His Cole portrayal is exactly what it should be, with that old Hollywood touch, the affected, posh Anglicised American accent, the impeccable manners, the wicked humour, the twinkle in his eye. He acknowledges the audience and gets us to take part in the story by having us verbally greet his two damaged legs, Geraldine and Josephine, and later singing along to “Another Op’Nin'” until we show enough enthusiasm to suit him.

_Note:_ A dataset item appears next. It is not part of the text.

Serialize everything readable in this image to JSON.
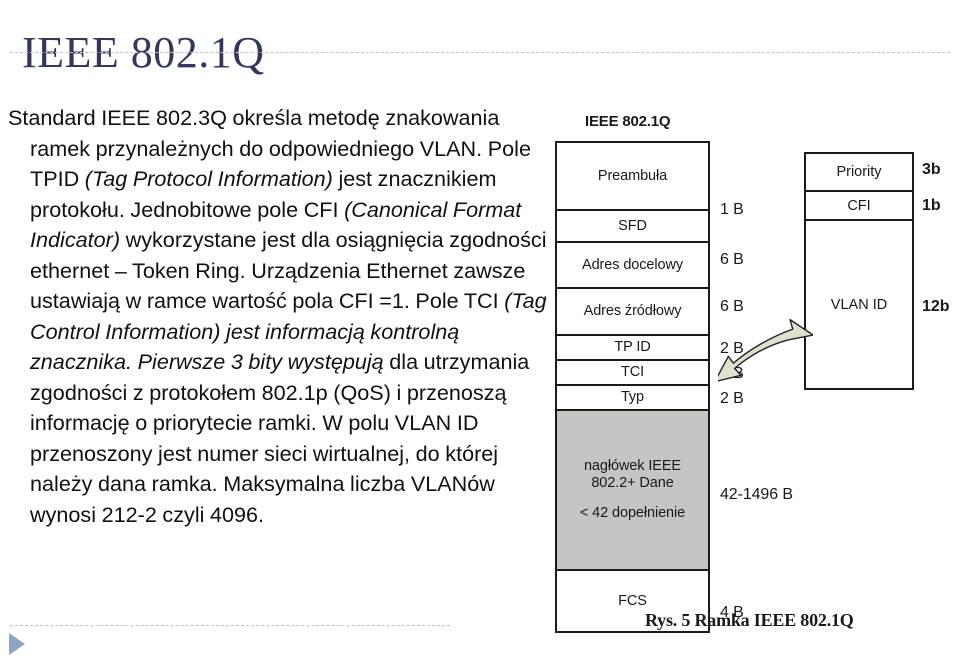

I’d say there are two stand-out, showcase songs that really demonstrate Griffiths musicality and appreciation for Porter’s gorgeous songwriting: “I’ve Got You Under My Skin,” and “Night and Day.” These are two of Porters most romantic tunes, and Griffiths shapes them to his own sensibilities with a slightly modern musical theatre take on the compositions, though he still takes care to remain true to the original — in his fashion.
At the end of the 13-ish-song set, he springs to his feet for a bow, and thus he’s dropped out of the Cole character and emerged as Griffiths. Breaking into his own Aussie accent and shedding his double-breasted jacket, he greets us like we’re all old friends and tells us a little bit about where the show came from. It was written by pianist Anna Goldsworthy, who was a classmate of Griffiths in Adelaide. A chance encounter led to the creation of this captivating little show, which will soon be captivating Californian audiences. He does one final number, leaving us with a tender “Ev’ry Time We Say Goodbye.”
If you weren’t lucky enough to get tickets to Cole at the Maj, you can take the train to Mandurah on Sunday, October 2nd to see him perform his newest cabaret Adolescent at Mandurah Performing Arts Centre. And you can expect the best.